The urgency to keep the remaining righteous men alive is matched by a global ecosystem spiraling out of control. The sections dealing with excessive heat and storms feel all too real. The story might be fiction, but it's a cautionary tale. This could be our future, perhaps sooner than Pressfield assumed.

Wednesday, October 27, 2021

Carter Beats the Devil

TITLE:  Carter Beats the Devil
AUTHOR: Glen David Gold

This is a wonderful blending of fact and fiction, focusing on Charles Carter, a magician in the early part of the 20th Century. The inspiration for Gold's story, aka the jumping off point, is the somewhat suspicious death of President Warren G. Harding. From that moment of historical significance, Gold weaves an amazing tale full of wonder, as well as perseverance, grief, and hope. It also makes clear that a magic trick is not the same as an illusion, while continually reminding the reader of the importance of misdirection. 
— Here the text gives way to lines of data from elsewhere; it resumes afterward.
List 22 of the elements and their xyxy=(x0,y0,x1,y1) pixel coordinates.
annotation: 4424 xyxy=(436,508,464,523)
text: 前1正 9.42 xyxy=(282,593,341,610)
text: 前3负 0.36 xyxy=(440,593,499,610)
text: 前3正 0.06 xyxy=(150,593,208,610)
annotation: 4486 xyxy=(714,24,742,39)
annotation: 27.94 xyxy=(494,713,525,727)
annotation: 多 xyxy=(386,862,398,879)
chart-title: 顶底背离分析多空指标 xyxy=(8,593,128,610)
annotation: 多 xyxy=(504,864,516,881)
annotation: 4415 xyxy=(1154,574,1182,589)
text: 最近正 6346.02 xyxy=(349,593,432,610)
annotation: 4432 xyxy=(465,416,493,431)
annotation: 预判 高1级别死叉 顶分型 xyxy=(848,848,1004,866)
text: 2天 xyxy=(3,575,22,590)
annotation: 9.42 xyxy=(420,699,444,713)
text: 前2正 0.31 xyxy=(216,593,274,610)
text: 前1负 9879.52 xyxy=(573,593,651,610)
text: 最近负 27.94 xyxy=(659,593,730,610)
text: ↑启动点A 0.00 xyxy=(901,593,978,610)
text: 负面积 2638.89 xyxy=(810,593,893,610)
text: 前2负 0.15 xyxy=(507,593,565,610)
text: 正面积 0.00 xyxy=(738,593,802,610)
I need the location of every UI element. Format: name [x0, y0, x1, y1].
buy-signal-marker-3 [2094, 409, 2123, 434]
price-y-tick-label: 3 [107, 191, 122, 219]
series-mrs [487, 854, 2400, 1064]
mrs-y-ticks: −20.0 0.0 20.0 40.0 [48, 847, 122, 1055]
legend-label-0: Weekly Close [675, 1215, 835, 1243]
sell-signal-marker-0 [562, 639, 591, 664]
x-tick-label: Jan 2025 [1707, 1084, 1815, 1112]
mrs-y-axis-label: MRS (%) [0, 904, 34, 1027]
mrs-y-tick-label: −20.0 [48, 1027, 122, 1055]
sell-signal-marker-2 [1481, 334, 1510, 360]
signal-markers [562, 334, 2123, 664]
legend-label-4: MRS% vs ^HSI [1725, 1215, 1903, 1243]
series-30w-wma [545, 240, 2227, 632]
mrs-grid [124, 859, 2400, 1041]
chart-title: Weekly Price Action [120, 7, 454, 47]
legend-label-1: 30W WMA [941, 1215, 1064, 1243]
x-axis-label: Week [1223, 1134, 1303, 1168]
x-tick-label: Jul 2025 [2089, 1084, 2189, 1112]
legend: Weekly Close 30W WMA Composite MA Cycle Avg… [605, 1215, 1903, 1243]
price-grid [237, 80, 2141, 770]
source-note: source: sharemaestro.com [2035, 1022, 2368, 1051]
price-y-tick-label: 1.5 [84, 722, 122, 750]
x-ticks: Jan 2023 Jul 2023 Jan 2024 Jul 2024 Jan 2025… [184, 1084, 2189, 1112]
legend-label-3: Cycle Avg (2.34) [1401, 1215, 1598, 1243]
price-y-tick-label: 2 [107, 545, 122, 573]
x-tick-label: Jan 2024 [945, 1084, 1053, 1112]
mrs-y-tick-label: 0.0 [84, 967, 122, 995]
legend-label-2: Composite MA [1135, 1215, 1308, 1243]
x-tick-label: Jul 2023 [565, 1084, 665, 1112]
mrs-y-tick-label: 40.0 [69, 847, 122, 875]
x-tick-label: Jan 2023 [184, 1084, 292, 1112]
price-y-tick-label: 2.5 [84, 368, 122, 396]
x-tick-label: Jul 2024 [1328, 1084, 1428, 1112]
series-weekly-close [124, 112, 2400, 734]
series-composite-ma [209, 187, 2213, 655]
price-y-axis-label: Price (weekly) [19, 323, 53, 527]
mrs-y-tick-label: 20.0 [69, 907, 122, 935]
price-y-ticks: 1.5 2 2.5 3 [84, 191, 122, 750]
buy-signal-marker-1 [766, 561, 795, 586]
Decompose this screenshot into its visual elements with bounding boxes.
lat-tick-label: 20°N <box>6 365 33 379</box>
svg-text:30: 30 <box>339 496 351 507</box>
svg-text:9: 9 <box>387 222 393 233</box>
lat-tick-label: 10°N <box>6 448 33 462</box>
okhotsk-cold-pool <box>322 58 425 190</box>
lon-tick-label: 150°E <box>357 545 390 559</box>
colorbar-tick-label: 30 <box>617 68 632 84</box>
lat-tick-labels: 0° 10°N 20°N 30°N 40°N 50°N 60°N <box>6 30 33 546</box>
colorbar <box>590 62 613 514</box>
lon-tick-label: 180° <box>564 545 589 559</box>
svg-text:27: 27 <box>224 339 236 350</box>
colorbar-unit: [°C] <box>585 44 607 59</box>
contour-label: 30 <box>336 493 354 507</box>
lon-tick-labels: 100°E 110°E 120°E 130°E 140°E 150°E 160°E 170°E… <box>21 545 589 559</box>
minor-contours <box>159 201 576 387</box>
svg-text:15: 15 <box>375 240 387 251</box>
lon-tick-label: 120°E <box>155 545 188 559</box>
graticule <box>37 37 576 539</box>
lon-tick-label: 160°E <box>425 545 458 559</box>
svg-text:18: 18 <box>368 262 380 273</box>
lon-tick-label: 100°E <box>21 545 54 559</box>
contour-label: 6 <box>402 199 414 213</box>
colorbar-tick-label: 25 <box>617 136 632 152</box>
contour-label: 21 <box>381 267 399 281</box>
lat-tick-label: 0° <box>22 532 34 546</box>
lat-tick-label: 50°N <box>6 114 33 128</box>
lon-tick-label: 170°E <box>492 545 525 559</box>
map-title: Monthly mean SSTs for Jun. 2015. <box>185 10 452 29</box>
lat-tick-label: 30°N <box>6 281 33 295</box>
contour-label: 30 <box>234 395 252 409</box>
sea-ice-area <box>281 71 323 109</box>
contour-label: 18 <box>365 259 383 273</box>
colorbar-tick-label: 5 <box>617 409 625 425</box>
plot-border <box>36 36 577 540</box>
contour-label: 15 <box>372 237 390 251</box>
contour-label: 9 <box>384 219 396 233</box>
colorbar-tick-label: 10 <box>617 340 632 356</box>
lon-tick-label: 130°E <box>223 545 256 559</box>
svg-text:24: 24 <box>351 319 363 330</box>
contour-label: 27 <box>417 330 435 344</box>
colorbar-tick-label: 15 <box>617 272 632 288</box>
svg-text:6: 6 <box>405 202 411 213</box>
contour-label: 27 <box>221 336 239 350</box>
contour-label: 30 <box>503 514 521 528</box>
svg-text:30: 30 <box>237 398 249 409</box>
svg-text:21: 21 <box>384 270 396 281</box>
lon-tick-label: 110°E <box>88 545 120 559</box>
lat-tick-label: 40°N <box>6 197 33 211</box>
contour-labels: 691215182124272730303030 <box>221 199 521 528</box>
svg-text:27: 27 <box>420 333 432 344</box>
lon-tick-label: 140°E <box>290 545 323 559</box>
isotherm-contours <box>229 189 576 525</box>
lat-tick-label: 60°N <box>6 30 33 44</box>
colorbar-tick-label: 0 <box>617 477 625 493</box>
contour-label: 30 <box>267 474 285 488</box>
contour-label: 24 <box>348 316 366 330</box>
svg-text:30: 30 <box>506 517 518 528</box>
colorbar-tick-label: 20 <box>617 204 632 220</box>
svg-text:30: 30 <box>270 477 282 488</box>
Because Harding, in the book, attended Carter's show shortly before he died, participating in the mysterious final act of illusion, a determined Secret Service agent becomes convinced Carter is somehow involved in the president's death, a plot thread that gives the story most of its tension. A digression to Carter's childhood and early career, leading up to Harding's death and beyond, gives the story its soul. Carter quickly became one of my favorite characters, someone I couldn't help but root for, with his almost childlike sense of joy and confidence that things will work out. 

 I'd barely read the first hundred pages before turning to the "Program Notes" at the back, then Googling new characters as they appeared so I could know which characters were based on actual people. And as a Marx Brothers fan, I got a thrill when, during the time Carter worked on a vaudeville circuit, a comedy act titled "Fun in Hi Skule" and therefore, knew the Marx Brothers would show up. In fact, Julius (Groucho) does show up with a small speaking role. And that's all I'll say about the many delights found in this book. 

Writing about magic and illusions can't be easy, but Gold pulled it off spectacularly, grounding the story in believable characters, the ones based on reality and the ones created to fill out the story.  This book is one of the most entertaining books I've ever read.